国際

 しかし、「日本はデフレ脱却、欧州はデフレ」という説には疑問が浮かぶ。エネルギー・食品を除くと、ユーロ圏のインフレ率は0・9%と、日本の0・6%よりも高い。つまり、日本のインフレ率上昇の主因はエネルギー・食品価格の上昇だ。ところが、ユーロ圏ではエネルギー・食品価格の下落がインフレ率を押し下げている。日本は、原発運転が停止したため、電力料金値上げが実施され、さらに、円安の影響で、エネルギー・食品の輸入価格が上昇した。

 最近の原油価格下落によって、ユーロ圏のインフレ率は低下する恐れはある。しかし、それは、日本も同じだ。ユーロ圏では、今後の景気回復を背景に、15年にはインフレ率は1・1%まで回復する見通しだ。

15年の成長率は日本を上回る

 ユーロ圏の経済成長率は、12年の▲0・4%から14年には0・8%、2015年には1・4%と順調に回復する見込みだ。日本では、欧州経済やユーロを悲観する人が多いが、逆に、欧州では、日本経済減速や円の下落を懸念する見方が多い。ちなみに、日本の経済成長率は、13年の1・5%から、14年0・9%、15年0・6%と低下する見通しだ。やはり、2年連続の消費税増税の影響は大きい。来年には、日本よりもユーロ圏の成長率の方が高くなるだろう。
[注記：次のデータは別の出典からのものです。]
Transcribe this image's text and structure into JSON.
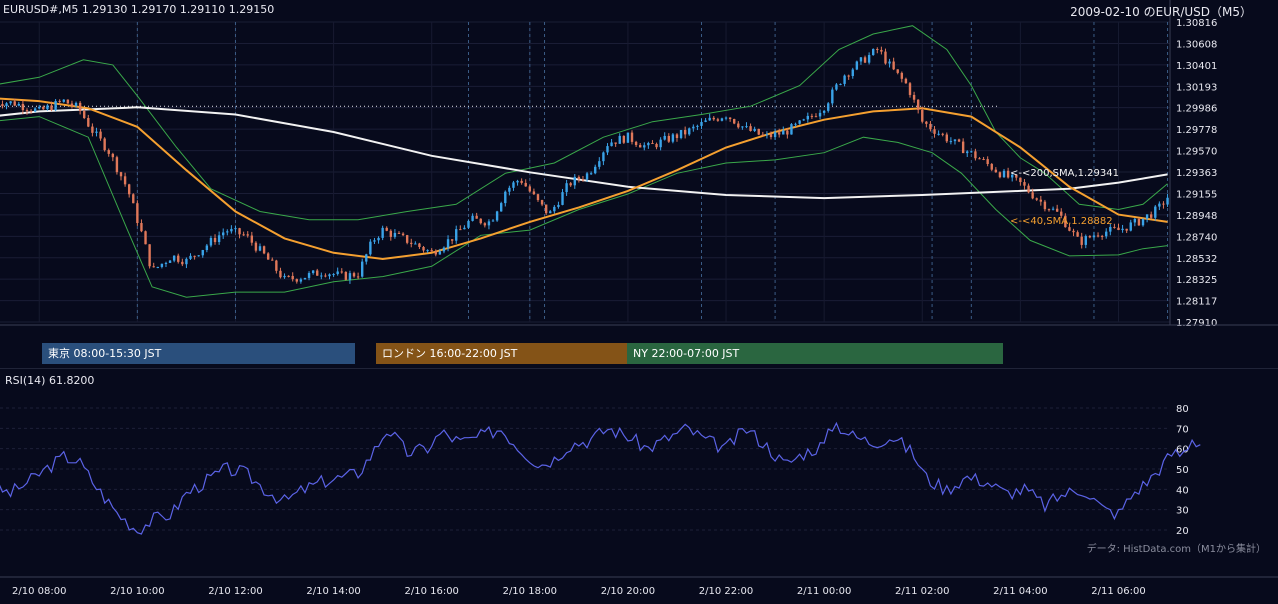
{
  "header": {
    "symbol_info": "EURUSD#,M5 1.29130 1.29170 1.29110 1.29150",
    "right_title": "2009-02-10 のEUR/USD（M5）"
  },
  "colors": {
    "background": "#070a1c",
    "bull": "#3aa3e8",
    "bear": "#e0785a",
    "sma40": "#f5a030",
    "sma200": "#f2f2f2",
    "bollinger": "#3aa84a",
    "rsi": "#5b63e6",
    "session_tokyo": "#2a4f7c",
    "session_london": "#845317",
    "session_ny": "#2a6640"
  },
  "sessions": [
    {
      "label": "東京 08:00-15:30 JST",
      "color": "#2a4f7c"
    },
    {
      "label": "ロンドン 16:00-22:00 JST",
      "color": "#845317"
    },
    {
      "label": "NY 22:00-07:00 JST",
      "color": "#2a6640"
    }
  ],
  "indicators": {
    "sma200_label": "<-<200,SMA,1.29341",
    "sma40_label": "<-<40,SMA,1.28882",
    "rsi_title": "RSI(14) 61.8200"
  },
  "footer": {
    "source": "データ: HistData.com（M1から集計）"
  },
  "chart_data": [
    {
      "type": "candlestick",
      "title": "EURUSD#,M5",
      "y_ticks": [
        "1.30816",
        "1.30608",
        "1.30401",
        "1.30193",
        "1.29986",
        "1.29778",
        "1.29570",
        "1.29363",
        "1.29155",
        "1.28948",
        "1.28740",
        "1.28532",
        "1.28325",
        "1.28117",
        "1.27910"
      ],
      "ylim": [
        1.2791,
        1.30816
      ],
      "x_ticks": [
        "8",
        "10",
        "12",
        "14",
        "16",
        "18",
        "20",
        "22",
        "0",
        "2",
        "4",
        "6"
      ],
      "x_range_hours": [
        7.2,
        31.05
      ],
      "dotted_reference_level": 1.3,
      "series": [
        {
          "name": "SMA 200",
          "last": 1.29341,
          "points": [
            [
              7.0,
              1.299
            ],
            [
              8.0,
              1.2995
            ],
            [
              10.0,
              1.2999
            ],
            [
              12.0,
              1.2992
            ],
            [
              14.0,
              1.2975
            ],
            [
              16.0,
              1.2952
            ],
            [
              18.0,
              1.2936
            ],
            [
              20.0,
              1.2922
            ],
            [
              22.0,
              1.2914
            ],
            [
              24.0,
              1.2911
            ],
            [
              26.0,
              1.2914
            ],
            [
              28.0,
              1.2918
            ],
            [
              29.0,
              1.292
            ],
            [
              30.0,
              1.2926
            ],
            [
              31.0,
              1.2934
            ]
          ]
        },
        {
          "name": "SMA 40",
          "last": 1.28882,
          "points": [
            [
              7.0,
              1.3008
            ],
            [
              8.0,
              1.3005
            ],
            [
              9.0,
              1.2998
            ],
            [
              10.0,
              1.298
            ],
            [
              11.0,
              1.2938
            ],
            [
              12.0,
              1.2898
            ],
            [
              13.0,
              1.2872
            ],
            [
              14.0,
              1.2858
            ],
            [
              15.0,
              1.2852
            ],
            [
              16.0,
              1.2858
            ],
            [
              17.0,
              1.2872
            ],
            [
              18.0,
              1.2888
            ],
            [
              19.0,
              1.2902
            ],
            [
              20.0,
              1.2918
            ],
            [
              21.0,
              1.2938
            ],
            [
              22.0,
              1.296
            ],
            [
              23.0,
              1.2975
            ],
            [
              24.0,
              1.2987
            ],
            [
              25.0,
              1.2995
            ],
            [
              26.0,
              1.2998
            ],
            [
              27.0,
              1.299
            ],
            [
              28.0,
              1.296
            ],
            [
              29.0,
              1.2922
            ],
            [
              30.0,
              1.2895
            ],
            [
              31.0,
              1.2888
            ]
          ]
        },
        {
          "name": "Bollinger Upper",
          "points": [
            [
              7.0,
              1.302
            ],
            [
              8.0,
              1.3028
            ],
            [
              8.9,
              1.3045
            ],
            [
              9.5,
              1.304
            ],
            [
              10.0,
              1.301
            ],
            [
              10.8,
              1.296
            ],
            [
              11.5,
              1.292
            ],
            [
              12.5,
              1.2898
            ],
            [
              13.5,
              1.289
            ],
            [
              14.5,
              1.289
            ],
            [
              15.5,
              1.2898
            ],
            [
              16.5,
              1.2905
            ],
            [
              17.5,
              1.2935
            ],
            [
              18.5,
              1.2945
            ],
            [
              19.5,
              1.297
            ],
            [
              20.5,
              1.2985
            ],
            [
              21.5,
              1.2992
            ],
            [
              22.5,
              1.3
            ],
            [
              23.5,
              1.302
            ],
            [
              24.3,
              1.3055
            ],
            [
              25.0,
              1.307
            ],
            [
              25.8,
              1.3078
            ],
            [
              26.5,
              1.3055
            ],
            [
              27.0,
              1.302
            ],
            [
              27.5,
              1.2975
            ],
            [
              28.0,
              1.295
            ],
            [
              28.5,
              1.2935
            ],
            [
              29.2,
              1.2905
            ],
            [
              30.0,
              1.29
            ],
            [
              30.5,
              1.2905
            ],
            [
              31.0,
              1.2925
            ]
          ]
        },
        {
          "name": "Bollinger Lower",
          "points": [
            [
              7.0,
              1.2985
            ],
            [
              8.0,
              1.299
            ],
            [
              9.0,
              1.297
            ],
            [
              9.8,
              1.288
            ],
            [
              10.3,
              1.2825
            ],
            [
              11.0,
              1.2815
            ],
            [
              12.0,
              1.282
            ],
            [
              13.0,
              1.282
            ],
            [
              14.0,
              1.283
            ],
            [
              15.0,
              1.2835
            ],
            [
              16.0,
              1.2845
            ],
            [
              17.0,
              1.2875
            ],
            [
              18.0,
              1.288
            ],
            [
              19.0,
              1.29
            ],
            [
              20.0,
              1.2915
            ],
            [
              21.0,
              1.2935
            ],
            [
              22.0,
              1.2945
            ],
            [
              23.0,
              1.2948
            ],
            [
              24.0,
              1.2955
            ],
            [
              24.8,
              1.297
            ],
            [
              25.5,
              1.2965
            ],
            [
              26.2,
              1.2955
            ],
            [
              26.8,
              1.2935
            ],
            [
              27.5,
              1.29
            ],
            [
              28.2,
              1.287
            ],
            [
              29.0,
              1.2855
            ],
            [
              30.0,
              1.2856
            ],
            [
              30.5,
              1.2862
            ],
            [
              31.0,
              1.2865
            ]
          ]
        },
        {
          "name": "Price",
          "points": [
            [
              7.0,
              1.3005
            ],
            [
              7.5,
              1.3003
            ],
            [
              8.0,
              1.2995
            ],
            [
              8.5,
              1.3005
            ],
            [
              8.8,
              1.2998
            ],
            [
              9.1,
              1.2975
            ],
            [
              9.4,
              1.2958
            ],
            [
              9.8,
              1.292
            ],
            [
              10.1,
              1.2875
            ],
            [
              10.3,
              1.284
            ],
            [
              10.7,
              1.2855
            ],
            [
              11.0,
              1.285
            ],
            [
              11.4,
              1.2865
            ],
            [
              11.8,
              1.288
            ],
            [
              12.2,
              1.2875
            ],
            [
              12.6,
              1.2855
            ],
            [
              13.0,
              1.2832
            ],
            [
              13.4,
              1.2835
            ],
            [
              13.8,
              1.284
            ],
            [
              14.2,
              1.2835
            ],
            [
              14.5,
              1.2838
            ],
            [
              14.8,
              1.287
            ],
            [
              15.0,
              1.288
            ],
            [
              15.5,
              1.287
            ],
            [
              16.0,
              1.2858
            ],
            [
              16.4,
              1.2872
            ],
            [
              16.8,
              1.289
            ],
            [
              17.2,
              1.2888
            ],
            [
              17.5,
              1.2918
            ],
            [
              17.8,
              1.293
            ],
            [
              18.2,
              1.2905
            ],
            [
              18.4,
              1.2895
            ],
            [
              18.8,
              1.2925
            ],
            [
              19.2,
              1.2935
            ],
            [
              19.6,
              1.2965
            ],
            [
              20.0,
              1.297
            ],
            [
              20.4,
              1.296
            ],
            [
              20.8,
              1.2968
            ],
            [
              21.2,
              1.2975
            ],
            [
              21.6,
              1.2985
            ],
            [
              22.0,
              1.2992
            ],
            [
              22.4,
              1.2978
            ],
            [
              22.8,
              1.297
            ],
            [
              23.2,
              1.2975
            ],
            [
              23.6,
              1.2985
            ],
            [
              24.0,
              1.3
            ],
            [
              24.4,
              1.303
            ],
            [
              24.8,
              1.3045
            ],
            [
              25.1,
              1.3055
            ],
            [
              25.4,
              1.3035
            ],
            [
              25.7,
              1.302
            ],
            [
              26.0,
              1.2985
            ],
            [
              26.4,
              1.2972
            ],
            [
              26.8,
              1.296
            ],
            [
              27.2,
              1.2948
            ],
            [
              27.6,
              1.2935
            ],
            [
              28.0,
              1.2925
            ],
            [
              28.4,
              1.2908
            ],
            [
              28.8,
              1.2895
            ],
            [
              29.2,
              1.2868
            ],
            [
              29.6,
              1.2878
            ],
            [
              30.0,
              1.288
            ],
            [
              30.4,
              1.2888
            ],
            [
              30.8,
              1.29
            ],
            [
              31.0,
              1.2912
            ]
          ]
        }
      ]
    },
    {
      "type": "line",
      "title": "RSI(14) 61.8200",
      "y_ticks": [
        "80",
        "70",
        "60",
        "50",
        "40",
        "30",
        "20"
      ],
      "ylim": [
        18,
        82
      ],
      "x_tick_labels": [
        "2/10 08:00",
        "2/10 10:00",
        "2/10 12:00",
        "2/10 14:00",
        "2/10 16:00",
        "2/10 18:00",
        "2/10 20:00",
        "2/10 22:00",
        "2/11 00:00",
        "2/11 02:00",
        "2/11 04:00",
        "2/11 06:00"
      ],
      "series": [
        {
          "name": "RSI(14)",
          "last": 61.82,
          "points": [
            [
              7.0,
              42
            ],
            [
              7.4,
              38
            ],
            [
              7.8,
              44
            ],
            [
              8.2,
              51
            ],
            [
              8.5,
              56
            ],
            [
              8.8,
              54
            ],
            [
              9.2,
              40
            ],
            [
              9.6,
              28
            ],
            [
              10.0,
              20
            ],
            [
              10.3,
              25
            ],
            [
              10.7,
              28
            ],
            [
              11.0,
              38
            ],
            [
              11.4,
              44
            ],
            [
              11.8,
              50
            ],
            [
              12.2,
              48
            ],
            [
              12.6,
              40
            ],
            [
              13.0,
              34
            ],
            [
              13.4,
              40
            ],
            [
              13.8,
              44
            ],
            [
              14.2,
              46
            ],
            [
              14.5,
              48
            ],
            [
              14.8,
              58
            ],
            [
              15.1,
              70
            ],
            [
              15.5,
              58
            ],
            [
              15.9,
              60
            ],
            [
              16.2,
              68
            ],
            [
              16.6,
              63
            ],
            [
              17.0,
              66
            ],
            [
              17.4,
              70
            ],
            [
              17.8,
              60
            ],
            [
              18.2,
              52
            ],
            [
              18.5,
              55
            ],
            [
              18.8,
              62
            ],
            [
              19.2,
              64
            ],
            [
              19.6,
              70
            ],
            [
              20.0,
              66
            ],
            [
              20.4,
              60
            ],
            [
              20.8,
              65
            ],
            [
              21.2,
              70
            ],
            [
              21.6,
              64
            ],
            [
              22.0,
              60
            ],
            [
              22.4,
              70
            ],
            [
              22.8,
              62
            ],
            [
              23.2,
              52
            ],
            [
              23.6,
              58
            ],
            [
              24.0,
              62
            ],
            [
              24.2,
              73
            ],
            [
              24.6,
              66
            ],
            [
              25.0,
              63
            ],
            [
              25.4,
              66
            ],
            [
              25.8,
              58
            ],
            [
              26.1,
              45
            ],
            [
              26.5,
              40
            ],
            [
              26.9,
              46
            ],
            [
              27.3,
              44
            ],
            [
              27.7,
              38
            ],
            [
              28.1,
              40
            ],
            [
              28.5,
              32
            ],
            [
              28.9,
              38
            ],
            [
              29.3,
              40
            ],
            [
              29.7,
              30
            ],
            [
              30.0,
              28
            ],
            [
              30.3,
              38
            ],
            [
              30.6,
              44
            ],
            [
              30.9,
              52
            ],
            [
              31.1,
              58
            ],
            [
              31.3,
              57
            ],
            [
              31.5,
              65
            ],
            [
              31.7,
              62
            ]
          ]
        }
      ]
    }
  ]
}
 とはいえ、欧州のリスク要因が多いことは事実だ。短期的には、ロシア・ウクライナ情勢が注目される。ロシアは、自国の安全保障上、隣国ウクライナの欧州共同体(EU)加盟は、簡単には認められない。ドイツは、ロシアとの関係が深いため、厳しい経済制裁に踏み切ることは難しい。よって、事態が短期間に解決するとは考えにくい。

 長期的には、英国のEU離脱リスクがある。これは、スコットランド独立の住民投票よりもはるかに重要性が高い。キャメロン首相は、総選挙勝利という条件付きながら、17年末までに英国のEU離脱をめぐって国民投票を実施すると公約している。英国が離脱すれば、EUやユーロの不安定化につながるだろう。

 以上を総合すると、欧州経済は今後も、その回復基調に大きな変化はあるまい。ただし、成長率やインフレ率の水準が平常時には達しておらず、かつ多くのリスク要因があるため、安易な予断は許さない状況だ。